Congress quietly ends federal government’s ban on medical marijuana
It seems the federal government quietly put an end to the two-decades long struggle between states and Washington over the use of medical marijuana with the passing of a spending measure by Congress.
Within the 1,600-page measure, there is a provision that “effectively ends the federal government’s prohibition on medical marijuana,” according to the LA Times. This signals a huge shift in drug policy and backs the legalization advocates.
The measure gives states, where the sale and use of medical marijuana is legal, a sense of relief because the federal government is no longer legally allowed to raid retail operations—federal drug agents are now “prohibited” from committing such acts.
The measure, which was part of a spending bill President Obama signed into law, will “codify it as a matter of law,” according to the LA Times.

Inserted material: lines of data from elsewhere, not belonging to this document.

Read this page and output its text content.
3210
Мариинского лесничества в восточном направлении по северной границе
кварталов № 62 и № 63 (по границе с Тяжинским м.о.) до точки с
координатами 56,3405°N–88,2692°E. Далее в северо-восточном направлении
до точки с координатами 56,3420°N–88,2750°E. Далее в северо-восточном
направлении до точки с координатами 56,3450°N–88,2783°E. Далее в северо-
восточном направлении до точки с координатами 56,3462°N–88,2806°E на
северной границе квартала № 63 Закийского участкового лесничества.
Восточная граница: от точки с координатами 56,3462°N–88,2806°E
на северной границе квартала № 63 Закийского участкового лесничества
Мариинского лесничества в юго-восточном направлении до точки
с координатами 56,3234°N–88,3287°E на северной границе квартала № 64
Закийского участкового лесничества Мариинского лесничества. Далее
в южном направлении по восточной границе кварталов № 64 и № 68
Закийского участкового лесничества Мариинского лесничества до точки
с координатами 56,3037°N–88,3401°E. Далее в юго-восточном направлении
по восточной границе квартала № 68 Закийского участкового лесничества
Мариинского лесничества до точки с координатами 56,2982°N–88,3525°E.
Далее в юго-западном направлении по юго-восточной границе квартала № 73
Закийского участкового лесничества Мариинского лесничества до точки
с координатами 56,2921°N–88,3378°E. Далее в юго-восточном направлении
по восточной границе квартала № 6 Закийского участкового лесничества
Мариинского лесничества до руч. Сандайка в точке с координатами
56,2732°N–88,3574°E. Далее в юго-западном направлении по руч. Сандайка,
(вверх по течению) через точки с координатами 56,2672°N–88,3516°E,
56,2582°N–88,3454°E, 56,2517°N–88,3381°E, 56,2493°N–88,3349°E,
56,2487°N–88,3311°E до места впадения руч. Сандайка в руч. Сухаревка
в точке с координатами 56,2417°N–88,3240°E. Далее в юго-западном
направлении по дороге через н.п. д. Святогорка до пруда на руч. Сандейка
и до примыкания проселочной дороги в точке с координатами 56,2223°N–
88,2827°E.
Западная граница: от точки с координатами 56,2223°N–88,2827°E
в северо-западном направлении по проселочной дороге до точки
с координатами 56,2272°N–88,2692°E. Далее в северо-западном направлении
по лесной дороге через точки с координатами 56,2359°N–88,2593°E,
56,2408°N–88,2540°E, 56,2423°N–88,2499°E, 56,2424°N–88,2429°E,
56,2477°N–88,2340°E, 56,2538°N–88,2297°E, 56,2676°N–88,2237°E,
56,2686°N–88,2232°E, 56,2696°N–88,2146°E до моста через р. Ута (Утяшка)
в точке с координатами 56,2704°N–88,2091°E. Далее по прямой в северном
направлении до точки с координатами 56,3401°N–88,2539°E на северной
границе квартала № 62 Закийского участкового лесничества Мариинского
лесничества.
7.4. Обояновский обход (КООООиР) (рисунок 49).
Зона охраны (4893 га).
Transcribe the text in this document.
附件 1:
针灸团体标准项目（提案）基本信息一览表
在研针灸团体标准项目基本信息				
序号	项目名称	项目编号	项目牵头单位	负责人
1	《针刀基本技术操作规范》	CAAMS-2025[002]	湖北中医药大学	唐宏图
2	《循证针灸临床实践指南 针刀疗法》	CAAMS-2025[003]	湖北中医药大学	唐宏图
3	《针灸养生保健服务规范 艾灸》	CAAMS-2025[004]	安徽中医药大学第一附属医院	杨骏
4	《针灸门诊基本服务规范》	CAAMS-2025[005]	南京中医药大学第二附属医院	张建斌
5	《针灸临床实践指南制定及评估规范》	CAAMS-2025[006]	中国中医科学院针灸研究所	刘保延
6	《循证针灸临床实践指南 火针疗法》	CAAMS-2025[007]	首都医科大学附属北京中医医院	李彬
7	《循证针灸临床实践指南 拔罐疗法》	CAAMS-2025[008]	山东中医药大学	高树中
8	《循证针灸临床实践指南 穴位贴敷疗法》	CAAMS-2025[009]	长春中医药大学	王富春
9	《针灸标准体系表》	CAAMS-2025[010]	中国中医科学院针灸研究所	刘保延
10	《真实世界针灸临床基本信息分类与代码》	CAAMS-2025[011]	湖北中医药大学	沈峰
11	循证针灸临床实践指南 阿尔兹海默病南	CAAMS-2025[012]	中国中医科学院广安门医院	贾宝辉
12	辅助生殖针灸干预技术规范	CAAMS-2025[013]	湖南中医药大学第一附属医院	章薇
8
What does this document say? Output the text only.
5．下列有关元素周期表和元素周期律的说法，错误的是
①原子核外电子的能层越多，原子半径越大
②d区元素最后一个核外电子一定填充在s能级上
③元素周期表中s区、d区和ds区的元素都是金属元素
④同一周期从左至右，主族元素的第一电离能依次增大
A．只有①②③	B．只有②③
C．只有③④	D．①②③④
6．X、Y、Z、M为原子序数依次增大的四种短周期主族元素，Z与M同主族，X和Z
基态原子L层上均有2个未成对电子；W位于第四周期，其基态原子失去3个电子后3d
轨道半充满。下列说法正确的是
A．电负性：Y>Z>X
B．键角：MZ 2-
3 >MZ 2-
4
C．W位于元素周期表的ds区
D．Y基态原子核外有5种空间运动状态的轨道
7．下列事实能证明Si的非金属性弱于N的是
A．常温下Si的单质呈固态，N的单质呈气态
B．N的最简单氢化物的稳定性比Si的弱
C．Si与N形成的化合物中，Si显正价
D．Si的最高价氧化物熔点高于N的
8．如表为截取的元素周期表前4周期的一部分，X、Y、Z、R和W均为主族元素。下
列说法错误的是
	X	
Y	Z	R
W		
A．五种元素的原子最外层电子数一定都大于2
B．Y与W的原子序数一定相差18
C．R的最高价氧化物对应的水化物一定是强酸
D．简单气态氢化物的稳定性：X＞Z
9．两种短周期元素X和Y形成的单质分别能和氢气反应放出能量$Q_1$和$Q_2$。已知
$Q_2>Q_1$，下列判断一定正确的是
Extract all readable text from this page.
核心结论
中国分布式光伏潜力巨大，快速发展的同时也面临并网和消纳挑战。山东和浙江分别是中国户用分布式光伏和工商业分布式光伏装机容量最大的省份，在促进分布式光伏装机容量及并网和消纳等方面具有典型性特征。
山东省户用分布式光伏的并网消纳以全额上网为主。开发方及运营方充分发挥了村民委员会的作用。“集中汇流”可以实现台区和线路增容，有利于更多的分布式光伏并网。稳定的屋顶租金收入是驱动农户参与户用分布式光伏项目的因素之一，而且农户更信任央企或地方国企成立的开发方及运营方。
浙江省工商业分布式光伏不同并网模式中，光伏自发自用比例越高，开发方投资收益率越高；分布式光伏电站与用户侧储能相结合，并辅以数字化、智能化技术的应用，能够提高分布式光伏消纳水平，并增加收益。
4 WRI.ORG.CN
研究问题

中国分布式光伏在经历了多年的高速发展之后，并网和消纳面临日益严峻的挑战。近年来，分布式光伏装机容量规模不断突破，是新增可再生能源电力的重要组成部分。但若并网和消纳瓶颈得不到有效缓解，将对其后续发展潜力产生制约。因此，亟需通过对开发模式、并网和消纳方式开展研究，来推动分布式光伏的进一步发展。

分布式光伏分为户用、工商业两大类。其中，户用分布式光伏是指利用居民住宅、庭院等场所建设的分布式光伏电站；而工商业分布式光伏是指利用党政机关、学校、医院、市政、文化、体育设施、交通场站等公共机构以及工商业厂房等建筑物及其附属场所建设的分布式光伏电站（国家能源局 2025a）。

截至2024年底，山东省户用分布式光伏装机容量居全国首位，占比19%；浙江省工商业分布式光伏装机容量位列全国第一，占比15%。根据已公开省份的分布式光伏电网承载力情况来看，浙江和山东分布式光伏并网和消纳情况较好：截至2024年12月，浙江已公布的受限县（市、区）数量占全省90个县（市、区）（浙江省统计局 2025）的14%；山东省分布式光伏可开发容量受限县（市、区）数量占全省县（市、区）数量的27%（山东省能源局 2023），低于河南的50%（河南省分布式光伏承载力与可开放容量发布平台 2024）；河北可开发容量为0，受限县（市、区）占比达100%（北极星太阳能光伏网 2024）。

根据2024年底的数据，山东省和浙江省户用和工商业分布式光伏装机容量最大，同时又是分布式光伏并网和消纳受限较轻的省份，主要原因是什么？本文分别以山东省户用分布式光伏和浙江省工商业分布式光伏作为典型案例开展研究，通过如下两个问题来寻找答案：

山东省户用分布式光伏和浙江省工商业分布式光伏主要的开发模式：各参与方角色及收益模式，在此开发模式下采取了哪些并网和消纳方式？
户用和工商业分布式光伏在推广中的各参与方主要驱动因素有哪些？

While many Democrats supported the measure, Republicans just recently joined in to push the measure into law.
The measure now forbids the federal government from impeding in state medical marijuana laws.
There are currently 32 states and the District of Columbia that have legalized medical marijuana to treat ailments and illnesses.
“Congress has been slow to catch up with the state and American people, but it is catching up.”
Congress’ shifting of ground has many activists convinced that “the war on medical marijuana is over.” But advocates vow they won’t stop now, their next feat is the “legalization of all marijuana.”
Is Congress finally on track to allow states to “chart their own path on pot?”